To quote Alain de Botton again, this time in The Art of Travel, “The sole cause of a man’s unhappiness is that he does not know how to stay quietly in his room.”
Study the listings carefully and make a note of any houses that look right for you, so your broker can confirm that they were all sold just that morning. This is actually good, because it will help to get you into the proper highly desperate frame of mind where you will do almost anything to get a house, including paying large sums of money you really don’t have to people you really don’t know for reasons you really aren’t sure of. Which is the essence of real estate.
Beautiful, wonderful, great—also known as the three weariest adjectives in Realtorland…
Of these, “great” is the most worn out because it fits so conveniently in so many places. When in doubt, throw the word “great” into your copy.
Note, for example, the Brief Property Report I printed from Multiple Listing Service (MLS) yesterday. My intent was to refer to it during a meeting with buyers. But it works nicely as a random sampling of Realtors’ MLS comments for my investigation of the over-exploitation of the word “great.”
Here’s what it revealed:
Property #1 is listed at a “great price”
Property #2 is a “great property for the first-time homebuyer”
Property #3 is a “great value”
Property #4 skips the word ‘great’ (as well as ‘beautiful’ and ‘wonderful’), so extra points for the agent for Property #4
Property #5 uses great twice, as in “great light” and “great room,” the latter describing the type of room not the quality of the room
Property #6 has no comments at all (aside to agent for Property #6: Come on, you can do better than that!)
Property #7 points to the “great weather” in the neighborhood
Okay, so you’re asking, “What’s the big deal? Who cares whether an agent uses the word ‘great’ one time, fourteen times or not at all?”
And I’m answering. Or I’m starting to answer and then shutting my mouth. I’m thinking. What IS the big deal? Who DOES care? Why AM I railing about the verbiage in MLS comments?
It has only to do with my interest in words and writing. It has nothing to do with real estate or selling real estate. I can use the word “great” as much as I want, but in the end no buyers are going to take my word for it. They’re going to see the property themselves and decide if it rates a “great.”
Meanwhile, it’s another great day in San Francisco. What a great place to live. What a great place to work. What a great place to sell real estate.
During brokers’ tour yesterday, real estate agents were melting all over San Francisco.
We were blasting our car air conditioners. We were panting up two flights of Victorian stairs. We were showing (for better or for worse) not just properties but huge swaths of our flesh.

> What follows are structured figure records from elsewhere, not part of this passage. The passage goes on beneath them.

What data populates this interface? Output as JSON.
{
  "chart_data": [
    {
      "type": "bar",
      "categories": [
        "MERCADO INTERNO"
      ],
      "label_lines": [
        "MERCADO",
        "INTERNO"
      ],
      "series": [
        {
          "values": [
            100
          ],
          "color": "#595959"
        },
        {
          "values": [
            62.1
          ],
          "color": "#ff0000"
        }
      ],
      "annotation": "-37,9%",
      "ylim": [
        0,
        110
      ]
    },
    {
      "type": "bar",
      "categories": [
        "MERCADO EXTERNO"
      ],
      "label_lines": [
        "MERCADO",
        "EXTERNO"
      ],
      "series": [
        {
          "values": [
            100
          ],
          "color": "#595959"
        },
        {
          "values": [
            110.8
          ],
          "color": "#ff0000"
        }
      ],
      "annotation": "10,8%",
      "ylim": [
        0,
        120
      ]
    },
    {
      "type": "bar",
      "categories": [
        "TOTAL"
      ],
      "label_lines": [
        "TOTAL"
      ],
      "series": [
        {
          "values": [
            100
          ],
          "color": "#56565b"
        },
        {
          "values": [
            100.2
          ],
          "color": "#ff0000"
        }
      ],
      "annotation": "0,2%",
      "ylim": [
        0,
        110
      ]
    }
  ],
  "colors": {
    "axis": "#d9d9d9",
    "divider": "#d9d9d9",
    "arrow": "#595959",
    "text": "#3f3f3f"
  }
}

I had to dig deep — beneath the wool sweaters and boots and long underwear — to find my “hot days dress.” I only have one. And I only have one pair of dress-up high-heel sandals.
Wobbling across a Presidio Heights street en route to a colleague’s listing, a pair of tourists stopped me. Did I live here, they wanted to know. Could I point them toward a store where they could buy some sunscreen and water, they wondered.
I was so damn hot I had to stop in order to think straight. Which was fine because it gave me a minute to fan under my armpits.
“Water? Sunscreen?” I scowled — confused because normally tourists ask where they can buy a sweatshirt or a jacket because it’s like 45 degrees at Jackson and Presidio.
“That way,” I managed, pointing south toward Sacramento Street.
“Are you okay?” they said, looking worried in their shorts and t-shirts.
“Yes, I’m fine,” I replied, “We’re just not used to this weather. This is San Francisco, not California. Stay cool.”
They thanked me and moved away quickly. Still resting in the puny shade of a sidewalk tree, I watched them as a half a block away they stopped another agent to ask for directions.